Article written by Mérédith Noël, Call Coordinator at Brio PAE
Pain is a common thing. It can be described in all sorts of ways: mild, transient, periodic, daily, etc. But it can also be a warning signal from our body. It can, however, be a warning signal from our body, and it can also become persistent. Here, we’ll be talking about physical pain.
Pain is said to be chronic when it persists over time, or beyond the usual recovery period. A spiral of emotions and discomfort must be managed on a daily basis for a person struggling with pain. The individual may experience a loss of self-esteem, isolation, job loss, a sexual problem, rejection, prejudice, separation, suicidal thoughts and so on. The person’s condition should not be trivialized, as it is often caught in a vicious circle, with body and mind interrelated. Pain leads to reduced physical capacity, which impacts on work and social activities, and is sometimes just the tip of the iceberg.
Pain is not always visible
Such as a cast, a bandage or a mobility aid. Although you may know someone who complains of pain, there are many people who are very good at hiding their pain, as if everything were fine. It’s important not to minimize or trivialize a person’s pain, because each person experiences it in their own way, depending on where it comes from, their lifestyle, and so on.
Are there any solutions for individuals struggling with this condition?
There’s a lot of hope in research, and of course we’re back to basics once again: healthy living. We can’t say it often enough: eating well and being active are two pillars, two important foundations.
According to the World Health Organization, physical inactivity is one of the main risk factors for mortality from non-communicable diseases and other health problems. Non-communicable diseases (myocardial infarction, stroke, cancer, diabetes and chronic respiratory diseases) are responsible for almost 74% of deaths worldwide. People who are insufficiently physically active are 20% to 30% more likely to die than those who are sufficiently active.
Regular physical activity is associated with a number of benefits
In children and adolescents, it improves physical fitness, cardiometabolic health, bone health, cognitive performance and mental health, and reduces body fat.
In adults and the elderly, it reduces the risk of all-cause mortality as well as cardiovascular disease mortality, incident hypertension, incident localized cancers, incident type 2 diabetes and falls, plus it improves mental health, cognitive health, sleep and measured body fat.
Here are a few tips to help you get active
Choose an activity that you enjoy and that suits your personality.
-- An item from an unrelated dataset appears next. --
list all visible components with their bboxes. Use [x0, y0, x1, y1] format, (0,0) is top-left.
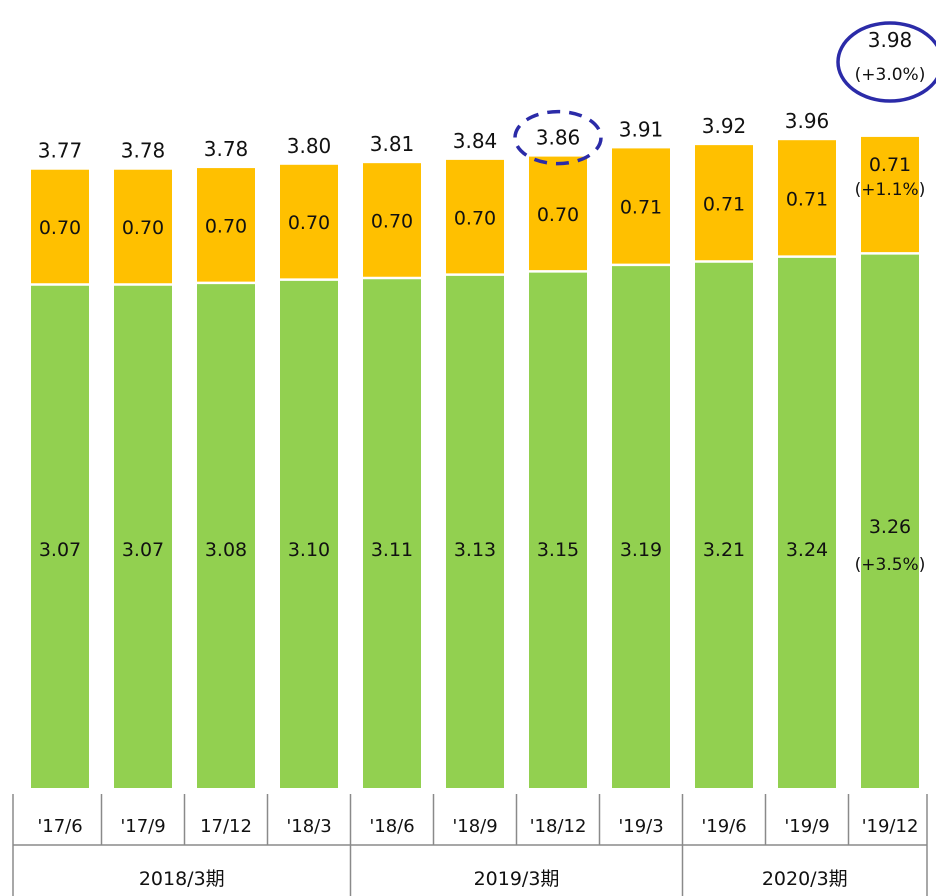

Go for it according to your preferences: an activity that can be done alone or in a group, indoors or outdoors, with a fixed or variable schedule, etc.
- Set yourself a goal: relax, correct your posture, improve your physical condition, meet a personal challenge, etc.
- Make sure you have the physical and financial capacity to engage in your chosen activity.
- Walk every chance you get:
- Walk to work, or park your car a little further away than you need to and walk back.
- If you’re traveling by bus, get off a few stops before arriving at your destination and walk the rest of the way.
- Use the stairs instead of the elevator, or get off the elevator 1 or 2 floors before the one you’re going to.
Remember the importance of taking small steps and respecting your limits. It is possible to reduce and sometimes even eliminate chronic pain. However, it is essential to be accompanied by professionals and to follow the recommendations of your doctor and pharmacist.